Программа, разработанная сэром Горацием Вильсоном, включала в себя и вопрос взаимоотношений обоих стран во всей их полноте. Она не ограничивалась лишь экономической сферой, но затрагивала также вопросы политического и экономического характера. В ней рассматривалась проблема колоний и включены были предложения по приобретению сырья для Германии. Она предполагала заключение финансового соглашения между двумя странами и предусматривала решение вопроса о международных долгах, а принимала в расчет идеи Хадсона. Дальнейшая доработка программы была предоставлена германской стороне. Решающим вопросом был следующий: одобрит ли Гитлер назначение подходящего лица, способного возглавить переговоры?

Беседы еще продолжались, когда был открыт перекрестный огонь. Кто-то из британских журналистов пронюхал об инициативе Хадсона (согласно нашему собственному расследованию, утечка произошла через французское посольство) и приписал ему какие-то глупые заявления, якобы сделанные им, что взбудоражило британское общественное мнение. Как величайшая сенсация подавалась новость, совершенно безосновательная, о британском миллиарде, будто бы данном взаймы Германии. Премьер-министру пришлось отвечать в парламенте на ряд щекотливых вопросов, однако угрозы Кабинету удалось избежать, и встречи продолжались.

Риббентроп немедленно прореагировал, едва только наши с Вольтатом отчеты достигли Берлина. В двух телеграммах он потребовал подробно сообщить о политических вопросах, которые Вольтат поднимал с моего разрешения. [332] По-видимому, Вольтат забыл попросить Вильсона отказаться от переговоров (особенно с Москвой), направленных на «окружение» Германии. Я был готов к подобной атаке и обратил внимание Риббентропа на свой отчет. Я также указал, что Вольтат ограничился в беседах лишь экономическими вопросами.

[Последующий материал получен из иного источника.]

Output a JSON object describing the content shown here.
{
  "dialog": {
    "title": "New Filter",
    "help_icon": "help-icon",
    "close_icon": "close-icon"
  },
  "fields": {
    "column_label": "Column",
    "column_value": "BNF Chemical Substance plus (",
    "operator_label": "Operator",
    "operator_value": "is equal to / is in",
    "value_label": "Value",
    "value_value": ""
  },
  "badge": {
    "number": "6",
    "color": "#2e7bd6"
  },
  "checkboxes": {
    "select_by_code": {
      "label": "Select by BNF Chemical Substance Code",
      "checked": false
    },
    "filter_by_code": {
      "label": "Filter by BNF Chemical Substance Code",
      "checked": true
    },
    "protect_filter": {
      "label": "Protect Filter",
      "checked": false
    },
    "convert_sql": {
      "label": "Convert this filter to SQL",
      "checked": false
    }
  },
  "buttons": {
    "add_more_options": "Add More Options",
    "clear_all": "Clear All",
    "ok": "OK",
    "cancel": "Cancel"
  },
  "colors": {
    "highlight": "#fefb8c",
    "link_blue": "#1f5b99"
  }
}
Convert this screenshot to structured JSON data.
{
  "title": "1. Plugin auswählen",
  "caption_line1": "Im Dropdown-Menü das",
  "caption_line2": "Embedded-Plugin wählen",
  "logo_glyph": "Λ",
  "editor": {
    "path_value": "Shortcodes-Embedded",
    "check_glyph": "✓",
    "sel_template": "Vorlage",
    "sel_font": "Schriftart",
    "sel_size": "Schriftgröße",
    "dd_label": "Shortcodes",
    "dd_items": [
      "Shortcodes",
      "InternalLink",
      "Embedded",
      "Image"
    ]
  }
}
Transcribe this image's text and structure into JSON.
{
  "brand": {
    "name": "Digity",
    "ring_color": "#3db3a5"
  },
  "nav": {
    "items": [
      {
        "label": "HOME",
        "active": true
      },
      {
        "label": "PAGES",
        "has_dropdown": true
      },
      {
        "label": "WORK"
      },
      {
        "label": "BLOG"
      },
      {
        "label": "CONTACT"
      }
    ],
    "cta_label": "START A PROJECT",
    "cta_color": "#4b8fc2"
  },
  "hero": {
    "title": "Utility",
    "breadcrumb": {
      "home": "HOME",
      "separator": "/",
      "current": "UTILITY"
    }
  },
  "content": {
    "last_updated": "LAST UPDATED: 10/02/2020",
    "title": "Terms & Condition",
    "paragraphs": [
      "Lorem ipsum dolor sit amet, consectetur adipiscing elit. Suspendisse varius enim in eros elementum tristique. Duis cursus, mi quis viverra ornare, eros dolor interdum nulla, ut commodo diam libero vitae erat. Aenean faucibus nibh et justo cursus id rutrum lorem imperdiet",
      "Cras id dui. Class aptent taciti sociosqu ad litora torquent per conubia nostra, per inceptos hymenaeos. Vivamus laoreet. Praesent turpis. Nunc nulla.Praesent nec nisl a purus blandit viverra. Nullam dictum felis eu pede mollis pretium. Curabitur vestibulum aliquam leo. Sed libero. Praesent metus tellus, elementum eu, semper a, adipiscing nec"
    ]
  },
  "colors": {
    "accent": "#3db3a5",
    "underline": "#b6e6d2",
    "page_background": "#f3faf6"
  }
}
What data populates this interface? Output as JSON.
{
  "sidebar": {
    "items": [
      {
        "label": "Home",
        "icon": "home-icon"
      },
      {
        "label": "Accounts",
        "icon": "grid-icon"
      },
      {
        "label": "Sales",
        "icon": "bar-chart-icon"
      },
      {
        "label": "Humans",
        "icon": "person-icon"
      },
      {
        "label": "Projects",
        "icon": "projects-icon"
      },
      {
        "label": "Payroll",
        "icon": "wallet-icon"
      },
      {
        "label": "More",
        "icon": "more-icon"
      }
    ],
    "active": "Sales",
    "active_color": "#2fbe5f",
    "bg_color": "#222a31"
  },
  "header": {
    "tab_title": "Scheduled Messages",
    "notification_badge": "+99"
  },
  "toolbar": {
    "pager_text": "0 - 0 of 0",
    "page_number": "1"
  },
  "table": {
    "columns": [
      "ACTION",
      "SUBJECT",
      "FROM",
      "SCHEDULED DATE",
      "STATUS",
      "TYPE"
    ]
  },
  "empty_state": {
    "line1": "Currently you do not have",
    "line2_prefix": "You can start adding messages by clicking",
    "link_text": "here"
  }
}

Я подвел итог инициативе Хадсона и Вильсона под тремя заголовками: (1) англо-германские отношения движутся к войне;(2) «политика окружения» несет в себе значительный риск для Британии; (3) итоги британского перевооружения позволили правительству искать компромиссы, не боясь быть заподозренным в слабости.

То, что важность британских предложений была признана людьми менее воинственными, чем Риббентроп, продемонстрировала реакция Геринга на отчет Вольтата. Как стало известно лишь недавно, Геринг три раза в августе посетил Гитлера, настоятельно советуя фюреру избегать любых шагов, которые могли бы привести к войне, понимая, что окончательный компромисс с Британией, достигнутый на основе представленных Вольтатом предложений, обеспечил бы Германии выполнение ее требований мирным путем. Гитлер, конечно, отверг эти увещевания. Но эпизод этот весьма характерен, ибо показывает, что еще в августе 1939 года Геринг не верил в неизбежность войны, и позволяет предположить, что Гитлер, следуя своей непредсказуемой манере, принял роковое решение лишь в самый последний момент. Это освобождало тех, кто неустанно трудился ради мира, от необходимости вести себя по-донкихотски.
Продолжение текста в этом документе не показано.